The “No-god” belief of the thetic atheist falls into the class of beliefs we are calling “idolatry”. In order for the absence of God to be an active organizing principle (not just the passive lack of a different organizing principle), that absence must somehow operate on the plane of existents, influencing and organizing other existents, and not on the plane of Being. Otherwise, the thetic atheist would be a philosophical atheist.
Finally, true agnosticism falls into this class of beliefs as well. While theism and philosophical atheism are both grounded in primal agnosticism, those who embrace the agnostic label in contrast to a/theism hold that god might or might not exist, that the existence of god is at least theoretically knowable, that the concept of god as an existent among other existents is logically possible and intellectually tenable. The agnostic simply states that he does not know whether such an existent actually exists or not.
Agnosticim is not a “third way” in contrast to theism and philosophical atheism; but it most definitely is a third way in contrast to idolatry and thetic atheism.
This brings us to the third type of atheism, “Iconoclastic Atheism”. The Iconoclastic Atheist is atheistic with respect to some particular deity, and by extension, a whole class of deities (idols), but not necessarily with respect to the concept of deity in general. It turns out that such Iconoclastic Atheism is logically and historically the root of both philosophical atheism and theism.

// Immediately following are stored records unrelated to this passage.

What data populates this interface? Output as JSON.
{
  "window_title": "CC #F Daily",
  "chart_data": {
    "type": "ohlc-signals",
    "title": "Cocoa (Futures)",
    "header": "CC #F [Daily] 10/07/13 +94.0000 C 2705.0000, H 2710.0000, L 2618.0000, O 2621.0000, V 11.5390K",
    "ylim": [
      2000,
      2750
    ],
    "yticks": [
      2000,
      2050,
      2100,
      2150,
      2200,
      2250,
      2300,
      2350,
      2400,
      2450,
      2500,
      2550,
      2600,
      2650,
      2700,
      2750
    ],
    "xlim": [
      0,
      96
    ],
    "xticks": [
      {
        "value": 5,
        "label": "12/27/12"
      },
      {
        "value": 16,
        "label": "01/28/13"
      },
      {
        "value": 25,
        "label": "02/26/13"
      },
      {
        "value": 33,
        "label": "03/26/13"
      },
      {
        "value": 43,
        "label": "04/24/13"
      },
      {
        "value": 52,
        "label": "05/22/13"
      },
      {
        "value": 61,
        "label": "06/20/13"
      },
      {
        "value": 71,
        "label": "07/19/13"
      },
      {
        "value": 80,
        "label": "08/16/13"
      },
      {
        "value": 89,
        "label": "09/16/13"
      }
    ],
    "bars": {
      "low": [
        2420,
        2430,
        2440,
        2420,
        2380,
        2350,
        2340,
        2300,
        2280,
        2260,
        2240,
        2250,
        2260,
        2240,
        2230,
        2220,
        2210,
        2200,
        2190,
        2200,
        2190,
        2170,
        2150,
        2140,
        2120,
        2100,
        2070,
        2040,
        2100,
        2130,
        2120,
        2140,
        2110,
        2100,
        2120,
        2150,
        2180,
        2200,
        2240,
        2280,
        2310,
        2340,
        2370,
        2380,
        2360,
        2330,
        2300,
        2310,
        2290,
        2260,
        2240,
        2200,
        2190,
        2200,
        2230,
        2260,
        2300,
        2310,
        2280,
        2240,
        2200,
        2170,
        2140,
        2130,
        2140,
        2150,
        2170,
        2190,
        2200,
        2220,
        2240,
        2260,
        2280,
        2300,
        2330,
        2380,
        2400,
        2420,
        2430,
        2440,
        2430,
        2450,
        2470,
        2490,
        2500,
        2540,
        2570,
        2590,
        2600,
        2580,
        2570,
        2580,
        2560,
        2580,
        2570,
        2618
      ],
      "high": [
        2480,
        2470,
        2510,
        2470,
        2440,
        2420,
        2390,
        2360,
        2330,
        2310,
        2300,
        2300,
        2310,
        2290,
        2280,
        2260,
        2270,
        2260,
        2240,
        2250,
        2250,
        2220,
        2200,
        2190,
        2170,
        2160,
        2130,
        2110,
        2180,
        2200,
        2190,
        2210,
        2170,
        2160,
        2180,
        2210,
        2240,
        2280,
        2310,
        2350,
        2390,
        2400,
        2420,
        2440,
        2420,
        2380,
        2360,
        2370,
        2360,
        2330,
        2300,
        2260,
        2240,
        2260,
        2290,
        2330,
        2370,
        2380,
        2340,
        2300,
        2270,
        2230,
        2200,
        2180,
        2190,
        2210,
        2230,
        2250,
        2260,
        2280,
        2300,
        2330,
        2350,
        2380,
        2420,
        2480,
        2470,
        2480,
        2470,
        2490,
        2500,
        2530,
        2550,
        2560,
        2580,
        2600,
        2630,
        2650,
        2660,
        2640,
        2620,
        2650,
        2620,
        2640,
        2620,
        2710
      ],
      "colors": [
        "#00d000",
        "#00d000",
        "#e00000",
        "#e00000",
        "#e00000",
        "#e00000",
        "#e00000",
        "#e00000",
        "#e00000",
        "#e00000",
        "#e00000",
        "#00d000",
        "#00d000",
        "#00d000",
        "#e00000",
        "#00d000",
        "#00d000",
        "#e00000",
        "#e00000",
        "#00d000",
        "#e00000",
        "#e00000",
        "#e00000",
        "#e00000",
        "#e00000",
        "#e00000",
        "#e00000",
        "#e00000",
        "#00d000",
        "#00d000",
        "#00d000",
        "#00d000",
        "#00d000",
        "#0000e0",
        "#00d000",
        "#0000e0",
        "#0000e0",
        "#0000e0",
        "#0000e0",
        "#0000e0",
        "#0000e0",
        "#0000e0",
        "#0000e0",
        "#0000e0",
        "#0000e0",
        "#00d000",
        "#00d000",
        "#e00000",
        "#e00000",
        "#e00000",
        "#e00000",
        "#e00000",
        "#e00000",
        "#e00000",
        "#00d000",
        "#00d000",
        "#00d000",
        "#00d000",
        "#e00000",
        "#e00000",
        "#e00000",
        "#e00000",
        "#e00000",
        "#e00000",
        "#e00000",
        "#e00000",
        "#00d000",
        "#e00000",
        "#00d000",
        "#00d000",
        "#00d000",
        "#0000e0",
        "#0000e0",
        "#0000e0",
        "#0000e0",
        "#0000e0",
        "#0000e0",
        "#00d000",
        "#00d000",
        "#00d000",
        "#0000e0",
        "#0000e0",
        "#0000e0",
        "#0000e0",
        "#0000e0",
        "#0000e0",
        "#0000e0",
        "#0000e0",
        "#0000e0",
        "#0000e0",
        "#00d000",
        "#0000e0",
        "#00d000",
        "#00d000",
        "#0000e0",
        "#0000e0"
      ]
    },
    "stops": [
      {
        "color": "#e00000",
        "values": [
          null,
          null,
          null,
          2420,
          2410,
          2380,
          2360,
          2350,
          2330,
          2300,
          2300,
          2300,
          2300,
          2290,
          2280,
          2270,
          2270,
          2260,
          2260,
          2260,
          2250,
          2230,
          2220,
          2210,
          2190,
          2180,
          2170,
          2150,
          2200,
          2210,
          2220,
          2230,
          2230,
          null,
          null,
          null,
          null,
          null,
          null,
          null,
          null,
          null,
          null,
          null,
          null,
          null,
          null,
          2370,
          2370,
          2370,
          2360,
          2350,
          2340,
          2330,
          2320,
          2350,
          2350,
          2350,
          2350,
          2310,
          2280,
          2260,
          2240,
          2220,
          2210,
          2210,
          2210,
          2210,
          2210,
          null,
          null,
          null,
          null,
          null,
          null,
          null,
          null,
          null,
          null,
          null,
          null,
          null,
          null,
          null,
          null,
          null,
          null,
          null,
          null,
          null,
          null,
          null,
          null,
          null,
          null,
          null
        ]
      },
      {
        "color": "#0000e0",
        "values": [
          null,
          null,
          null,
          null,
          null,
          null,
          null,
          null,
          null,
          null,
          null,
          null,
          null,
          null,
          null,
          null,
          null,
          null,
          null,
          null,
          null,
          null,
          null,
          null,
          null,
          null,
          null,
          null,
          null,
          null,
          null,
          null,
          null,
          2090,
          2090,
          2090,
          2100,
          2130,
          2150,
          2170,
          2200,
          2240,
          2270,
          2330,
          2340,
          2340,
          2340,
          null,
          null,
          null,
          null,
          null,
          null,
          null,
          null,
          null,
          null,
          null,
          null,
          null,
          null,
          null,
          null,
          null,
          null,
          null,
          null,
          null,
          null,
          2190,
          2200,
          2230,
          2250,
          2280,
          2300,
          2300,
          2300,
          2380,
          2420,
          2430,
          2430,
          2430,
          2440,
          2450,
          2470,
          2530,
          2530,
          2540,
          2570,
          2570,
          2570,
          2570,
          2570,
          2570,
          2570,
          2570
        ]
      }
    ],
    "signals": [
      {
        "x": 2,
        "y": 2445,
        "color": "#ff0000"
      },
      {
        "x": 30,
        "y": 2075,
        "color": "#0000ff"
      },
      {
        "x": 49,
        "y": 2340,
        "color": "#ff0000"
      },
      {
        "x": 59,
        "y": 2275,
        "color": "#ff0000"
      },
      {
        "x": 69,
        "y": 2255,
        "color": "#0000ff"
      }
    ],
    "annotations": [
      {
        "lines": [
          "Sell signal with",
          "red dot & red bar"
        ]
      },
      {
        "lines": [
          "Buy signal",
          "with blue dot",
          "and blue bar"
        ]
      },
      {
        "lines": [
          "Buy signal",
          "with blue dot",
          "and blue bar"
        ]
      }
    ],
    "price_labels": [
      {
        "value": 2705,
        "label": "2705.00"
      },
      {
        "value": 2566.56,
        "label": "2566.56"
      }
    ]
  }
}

Iconoclastic Atheism was born out of the intellectual, emotional, even political rejection of idols and, ultimately, of idolatry itself. While many ancient rebels abandoned one set of idols and took up the worship of others, Iconoclastic Atheists saw through the entire notion of idolatry and rejected it.
Consider Abram turning his back on the gods (idols) of Ur; Moses rejecting the gods of Egypt; the early Christians of Asia Minor and Southern Europe abandoning the gods of Greek and Roman mythology in favor of Paul’s “unknown God”; Mohammad rejecting the desert deities of his tribe. These iconoclasts, who shaped the intellectual history of the West, did not reject the gods of their fathers in favor of other gods; they rejected that concept of god, period.
Of course, ultimately many of these revolutionaries and their followers came to be what we today would call theists. But their God is very different from the gods they overthrew:
“I am who am” (YHWH). Tell the people “I am sent you.” In other words, “I am am-ness itself.”
These religious pioneers did not merely trade one god for another; they traded one concept of God for another. They came to see God, not as an existent among existents, but as Being itself, characterized by that complex of qualities that “all men call God” (Thomas). The faith of the early Jewish, Christian and Islamic communities was faith that God is Being, that the qualities associated with God characterize Being, that there is therefore a fundamental tilt towards Good.
So atheism plays a central role in the theological history of the West. Starting with idolatry as a nearly universal phenomenon, Iconoclastic Atheists turned theology on its head. Many became what we today call theists; some of their descendants have since become philosophical atheists. Meanwhile, idolatry itself went “underground” where it remains very much alive and well in all its various manifestations: materialism, magic, legalism, thetic atheism and agnosticism. The real dichotomy, therefore, turns out not to be between the theist and the atheist but between the a/theist and the modern day idolater.